AUSTIN, Texas ― Texas took a giant step closer to allowing concealed handguns in college classrooms late Tuesday, with House lawmakers giving their preliminary approval to a so-called “campus carry” measure, barely beating a midnight deadline.
The legislation, one of the two major gun rights bills of the session, had appeared destined to fail, with more than 100 amendments lined up in a Democratic effort to kill it.
But then Democrats abruptly dropped the amendments about 25 minutes before the deadline, and the chamber’s large Republican majority forced a vote, approving the measure 101-47.
“If Republicans wanted to celebrate Christmas in April, they have the votes,” said Rep. Trey Martinez Fischer, D-San Antonio, who added that running out the clock was never really an option.
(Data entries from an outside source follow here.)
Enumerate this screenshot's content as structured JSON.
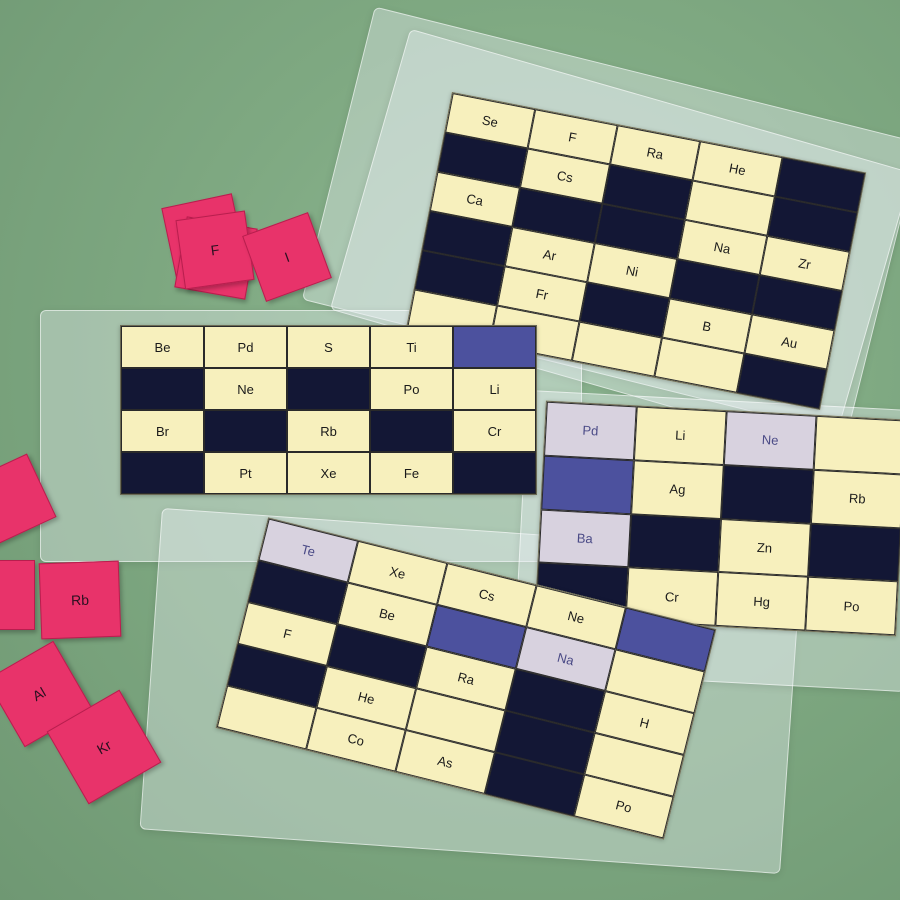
{
  "card_top_right": {
    "cells": [
      "Se",
      "F",
      "Ra",
      "He",
      "",
      "",
      "Cs",
      "",
      "",
      "",
      "Ca",
      "",
      "",
      "Na",
      "Zr",
      "",
      "Ar",
      "Ni",
      "",
      "",
      "",
      "Fr",
      "",
      "B",
      "Au",
      "",
      "",
      "",
      "",
      ""
    ]
  },
  "card_left": {
    "cells": [
      "Be",
      "Pd",
      "S",
      "Ti",
      "",
      "",
      "Ne",
      "",
      "Po",
      "Li",
      "Br",
      "",
      "Rb",
      "",
      "Cr",
      "",
      "Pt",
      "Xe",
      "Fe",
      ""
    ]
  },
  "card_right": {
    "cells": [
      "Pd",
      "Li",
      "Ne",
      "",
      "",
      "Ag",
      "",
      "Rb",
      "Ba",
      "",
      "Zn",
      "",
      "",
      "Cr",
      "Hg",
      "Po"
    ]
  },
  "card_bottom": {
    "cells": [
      "Te",
      "Xe",
      "Cs",
      "Ne",
      "",
      "",
      "Be",
      "",
      "Na",
      "",
      "F",
      "",
      "Ra",
      "",
      "H",
      "",
      "He",
      "",
      "",
      "",
      "",
      "Co",
      "As",
      "",
      "Po"
    ]
  },
  "chips": {
    "chip_f": "F",
    "chip_i": "I",
    "chip_rb": "Rb",
    "chip_al": "Al",
    "chip_kr": "Kr"
  },
  "colors": {
    "board": "#7fa982",
    "card": "#f7f0bd",
    "dark_cell": "#131735",
    "chip": "#e8336a"
  }
}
Midnight was the deadline for the House to pass bills that originated in the Senate. A final House vote on the measure Wednesday would set up negotiations with the Senate. A compromise would have to be sent to Republican Gov. Greg Abbott by June 1 to be signed into law.
The vote came at almost the same time the Senate’s Republican majority dropped a measure in that chamber that would have protected child welfare agencies that block gays and same-sex couples from adopting children on religious grounds from lawsuits.
Back in the House, Republicans made two major concessions on the guns bill: Private schools, which the GOP has long sought to have exempted from campus carry, would be included, and campuses would be allowed to carve out “gun-free zones.” Such zones have yet to be defined and would have to be passed by each school’s board of regents.